Boolean indexing is a powerful feature in pandas, a popular data manipulation library in Python. With Boolean indexing, we can select subsets of data based on conditional statements, making data filtering and manipulation more efficient.

What is Boolean indexing?

Boolean indexing in pandas involves selecting rows or certain elements of a DataFrame or Series based on a given condition or a set of conditions. These conditions usually involve logical operators such as & (and), | (or), and ~ (not).

Example scenario

Let’s say we have a DataFrame that contains information about students and their test scores. We want to filter the DataFrame to only include the rows where the test score is greater than or equal to 90. We can achieve this using Boolean indexing.

import pandas as pd

# Create a sample DataFrame
data = {'Name': ['Alice', 'Bob', 'Charlie', 'Dave'],
        'TestScore': [85, 92, 88, 95]}

df = pd.DataFrame(data)

# Boolean indexing to filter rows
filtered_df = df[df['TestScore'] >= 90]

print(filtered_df)

Output:

     Name  TestScore
1     Bob         92
3    Dave         95

Explanation

In the example above, we import the pandas library and create a DataFrame called df with student names (Name) and their respective test scores (TestScore).
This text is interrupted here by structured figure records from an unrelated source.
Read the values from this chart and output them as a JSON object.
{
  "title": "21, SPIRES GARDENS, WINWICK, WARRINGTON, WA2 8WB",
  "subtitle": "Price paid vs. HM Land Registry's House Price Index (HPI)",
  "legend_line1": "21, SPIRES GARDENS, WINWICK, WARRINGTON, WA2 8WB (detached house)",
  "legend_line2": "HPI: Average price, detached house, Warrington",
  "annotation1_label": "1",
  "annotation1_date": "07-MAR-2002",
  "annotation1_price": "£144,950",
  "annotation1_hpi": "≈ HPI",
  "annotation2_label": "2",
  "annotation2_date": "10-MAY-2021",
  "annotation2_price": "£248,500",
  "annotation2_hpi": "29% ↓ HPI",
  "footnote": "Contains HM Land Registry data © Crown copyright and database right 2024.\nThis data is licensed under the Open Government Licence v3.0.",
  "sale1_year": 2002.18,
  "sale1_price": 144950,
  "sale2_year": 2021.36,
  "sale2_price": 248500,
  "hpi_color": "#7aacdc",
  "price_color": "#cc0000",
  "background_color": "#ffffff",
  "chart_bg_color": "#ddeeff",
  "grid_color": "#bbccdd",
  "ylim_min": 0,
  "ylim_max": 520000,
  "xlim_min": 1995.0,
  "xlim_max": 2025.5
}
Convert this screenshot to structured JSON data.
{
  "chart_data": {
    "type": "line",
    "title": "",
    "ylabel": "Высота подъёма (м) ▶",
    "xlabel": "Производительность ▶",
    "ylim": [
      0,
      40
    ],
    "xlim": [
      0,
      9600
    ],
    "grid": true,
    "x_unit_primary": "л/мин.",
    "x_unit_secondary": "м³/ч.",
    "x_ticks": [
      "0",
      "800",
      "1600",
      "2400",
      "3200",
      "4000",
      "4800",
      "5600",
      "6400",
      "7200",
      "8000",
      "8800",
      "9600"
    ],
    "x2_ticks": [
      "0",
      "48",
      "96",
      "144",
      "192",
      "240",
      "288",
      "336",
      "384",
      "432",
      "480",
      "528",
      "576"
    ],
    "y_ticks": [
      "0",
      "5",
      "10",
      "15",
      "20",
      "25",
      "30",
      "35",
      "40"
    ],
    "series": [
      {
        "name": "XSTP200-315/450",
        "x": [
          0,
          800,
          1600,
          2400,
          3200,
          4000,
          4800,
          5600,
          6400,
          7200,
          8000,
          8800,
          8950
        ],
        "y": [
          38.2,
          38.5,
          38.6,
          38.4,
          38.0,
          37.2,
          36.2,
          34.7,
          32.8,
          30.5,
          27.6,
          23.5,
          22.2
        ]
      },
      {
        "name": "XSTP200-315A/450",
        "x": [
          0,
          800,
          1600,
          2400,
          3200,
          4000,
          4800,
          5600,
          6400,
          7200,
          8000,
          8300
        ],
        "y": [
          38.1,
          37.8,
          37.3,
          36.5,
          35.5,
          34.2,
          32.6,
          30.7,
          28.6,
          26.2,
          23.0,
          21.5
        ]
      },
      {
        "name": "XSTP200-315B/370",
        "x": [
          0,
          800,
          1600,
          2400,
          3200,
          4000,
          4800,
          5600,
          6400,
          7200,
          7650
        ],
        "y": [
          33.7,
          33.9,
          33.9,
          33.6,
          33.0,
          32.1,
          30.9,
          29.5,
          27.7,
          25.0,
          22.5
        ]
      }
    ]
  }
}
We then use Boolean indexing on df by creating a filter condition (df['TestScore'] >= 90) inside square brackets. This condition checks whether the TestScore column is greater than or equal to 90 for each row. The result of this condition is a boolean Series, where True represents the rows that satisfy the condition and False represents the rows that do not.

Passing this boolean Series as an index to the original DataFrame df filters the DataFrame and returns only the rows where the condition is True. We assign this filtered DataFrame to a new variable called filtered_df.

Finally, we print the filtered_df which shows only the rows where the test score is greater than or equal to 90.

Conclusion

Boolean indexing in pandas allows us to efficiently filter and manipulate data based on selected conditions. By using logical operators and conditional statements, we can extract subsets of rows or specific elements from a DataFrame or Series. This feature is extremely useful for data analysis, handling large datasets, and performing complex data manipulations.